Um espaço institucional em construção, onde a museologia se volta ao cuidado, à memória viva e ao futuro como prática de pertencimento.

CAMPO—PERTENÇA

Paranhos, Porto, 2024—2025

CONS—Consultorias & Acompanhamentos

Depois de um parque, uma cidade e um bairro, o campo voltou-se para dentro — para uma instituição que quis compreender o que guarda, o que esqueceu, e o que quer construir para os próximos cinquenta anos.

A Casa da Pertença nasce do APPC 50+, projecto que reposicionou as comemorações dos 50 anos da Associação do Porto de Paralisia Cerebral como processo museológico vivo.
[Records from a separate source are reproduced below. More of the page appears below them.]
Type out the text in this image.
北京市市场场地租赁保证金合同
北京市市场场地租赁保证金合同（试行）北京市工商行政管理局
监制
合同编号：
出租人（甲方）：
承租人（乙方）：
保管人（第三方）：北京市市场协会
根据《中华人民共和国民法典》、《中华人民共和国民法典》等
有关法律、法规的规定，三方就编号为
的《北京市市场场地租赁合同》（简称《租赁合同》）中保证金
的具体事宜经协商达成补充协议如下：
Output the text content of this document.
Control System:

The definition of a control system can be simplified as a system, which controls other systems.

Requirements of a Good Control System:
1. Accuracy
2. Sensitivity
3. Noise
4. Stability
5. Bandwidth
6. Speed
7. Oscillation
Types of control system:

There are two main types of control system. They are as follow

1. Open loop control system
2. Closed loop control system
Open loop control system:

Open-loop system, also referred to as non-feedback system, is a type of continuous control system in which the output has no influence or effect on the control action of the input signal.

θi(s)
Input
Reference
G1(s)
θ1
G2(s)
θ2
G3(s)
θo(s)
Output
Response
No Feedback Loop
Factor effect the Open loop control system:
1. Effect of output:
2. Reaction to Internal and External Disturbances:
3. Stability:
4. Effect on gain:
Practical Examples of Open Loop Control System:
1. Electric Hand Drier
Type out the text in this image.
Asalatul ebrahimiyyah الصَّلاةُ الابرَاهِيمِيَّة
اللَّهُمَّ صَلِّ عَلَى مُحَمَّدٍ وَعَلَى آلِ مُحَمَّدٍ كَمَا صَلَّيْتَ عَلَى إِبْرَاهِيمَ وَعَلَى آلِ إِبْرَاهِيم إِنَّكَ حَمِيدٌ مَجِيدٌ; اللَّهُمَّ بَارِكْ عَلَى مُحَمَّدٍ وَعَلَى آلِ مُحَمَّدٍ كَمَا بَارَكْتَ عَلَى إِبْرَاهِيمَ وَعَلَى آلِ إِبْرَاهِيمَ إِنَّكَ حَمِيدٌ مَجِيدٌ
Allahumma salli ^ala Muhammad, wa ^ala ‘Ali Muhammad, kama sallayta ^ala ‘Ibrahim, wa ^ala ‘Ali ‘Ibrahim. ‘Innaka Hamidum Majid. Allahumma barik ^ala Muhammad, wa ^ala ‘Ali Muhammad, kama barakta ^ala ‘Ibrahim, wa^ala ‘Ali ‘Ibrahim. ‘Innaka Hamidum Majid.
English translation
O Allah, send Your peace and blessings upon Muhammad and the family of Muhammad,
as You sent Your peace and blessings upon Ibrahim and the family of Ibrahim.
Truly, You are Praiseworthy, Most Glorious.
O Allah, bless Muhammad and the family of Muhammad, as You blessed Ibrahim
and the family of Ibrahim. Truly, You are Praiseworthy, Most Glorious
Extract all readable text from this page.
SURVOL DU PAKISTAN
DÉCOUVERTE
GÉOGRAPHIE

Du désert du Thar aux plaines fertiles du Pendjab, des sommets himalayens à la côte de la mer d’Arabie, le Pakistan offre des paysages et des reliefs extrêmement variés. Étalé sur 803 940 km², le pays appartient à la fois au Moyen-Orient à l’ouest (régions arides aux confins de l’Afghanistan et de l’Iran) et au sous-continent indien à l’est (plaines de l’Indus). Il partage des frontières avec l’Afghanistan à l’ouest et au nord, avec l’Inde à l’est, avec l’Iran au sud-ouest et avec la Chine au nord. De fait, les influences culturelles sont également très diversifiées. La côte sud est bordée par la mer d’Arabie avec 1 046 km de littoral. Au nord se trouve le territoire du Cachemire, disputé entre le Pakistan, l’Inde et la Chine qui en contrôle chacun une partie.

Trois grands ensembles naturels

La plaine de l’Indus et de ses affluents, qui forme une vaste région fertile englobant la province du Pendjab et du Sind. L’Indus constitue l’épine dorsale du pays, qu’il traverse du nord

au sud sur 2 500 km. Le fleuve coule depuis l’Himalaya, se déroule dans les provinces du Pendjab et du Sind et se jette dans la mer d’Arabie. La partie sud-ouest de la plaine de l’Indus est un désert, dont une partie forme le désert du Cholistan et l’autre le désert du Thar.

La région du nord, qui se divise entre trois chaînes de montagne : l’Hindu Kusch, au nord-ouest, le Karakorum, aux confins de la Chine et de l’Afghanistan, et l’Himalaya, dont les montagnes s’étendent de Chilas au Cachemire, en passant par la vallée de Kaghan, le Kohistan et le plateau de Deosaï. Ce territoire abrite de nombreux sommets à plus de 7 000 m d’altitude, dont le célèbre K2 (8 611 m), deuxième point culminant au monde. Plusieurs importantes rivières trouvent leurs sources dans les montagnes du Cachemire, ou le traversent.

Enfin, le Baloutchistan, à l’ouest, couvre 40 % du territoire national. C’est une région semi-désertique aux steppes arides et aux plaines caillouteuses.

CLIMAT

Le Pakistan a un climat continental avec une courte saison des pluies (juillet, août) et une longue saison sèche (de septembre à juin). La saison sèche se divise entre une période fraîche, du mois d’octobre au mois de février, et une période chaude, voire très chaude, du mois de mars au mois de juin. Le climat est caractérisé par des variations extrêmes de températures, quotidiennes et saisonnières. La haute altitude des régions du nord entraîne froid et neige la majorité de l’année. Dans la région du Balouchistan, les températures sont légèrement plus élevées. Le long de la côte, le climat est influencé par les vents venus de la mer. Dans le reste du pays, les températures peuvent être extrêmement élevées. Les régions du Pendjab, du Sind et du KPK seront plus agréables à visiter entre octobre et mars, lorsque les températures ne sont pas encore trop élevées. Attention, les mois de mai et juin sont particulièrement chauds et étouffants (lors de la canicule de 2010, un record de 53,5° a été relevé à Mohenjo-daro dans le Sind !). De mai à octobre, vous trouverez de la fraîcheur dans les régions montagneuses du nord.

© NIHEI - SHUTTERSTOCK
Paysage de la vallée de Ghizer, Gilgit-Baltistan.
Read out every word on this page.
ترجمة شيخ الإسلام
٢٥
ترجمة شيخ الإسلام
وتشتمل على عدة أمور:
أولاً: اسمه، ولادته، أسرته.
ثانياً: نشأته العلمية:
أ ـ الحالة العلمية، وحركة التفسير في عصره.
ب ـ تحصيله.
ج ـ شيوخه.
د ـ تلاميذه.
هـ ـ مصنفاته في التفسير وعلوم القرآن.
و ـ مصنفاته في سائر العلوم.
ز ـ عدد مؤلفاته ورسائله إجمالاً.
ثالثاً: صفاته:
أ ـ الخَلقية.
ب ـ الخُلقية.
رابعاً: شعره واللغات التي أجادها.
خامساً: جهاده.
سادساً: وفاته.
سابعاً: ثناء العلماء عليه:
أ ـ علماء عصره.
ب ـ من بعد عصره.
Em vez de uma celebração tradicional, propôs um percurso de escuta, organização do acervo, mapeamento de histórias e vozes, e concepção de um espaço relacional orientado para o futuro.

Pensada como espaço físico, simbólico e relacional, a Casa da Pertença articula práticas museológicas, documentação e participação. Fundamenta-se numa museologia situada — que valoriza a diferença, o cuidado e a construção de narrativas plurais — e no direito de cada pessoa e instituição a pertencer ao seu próprio tempo.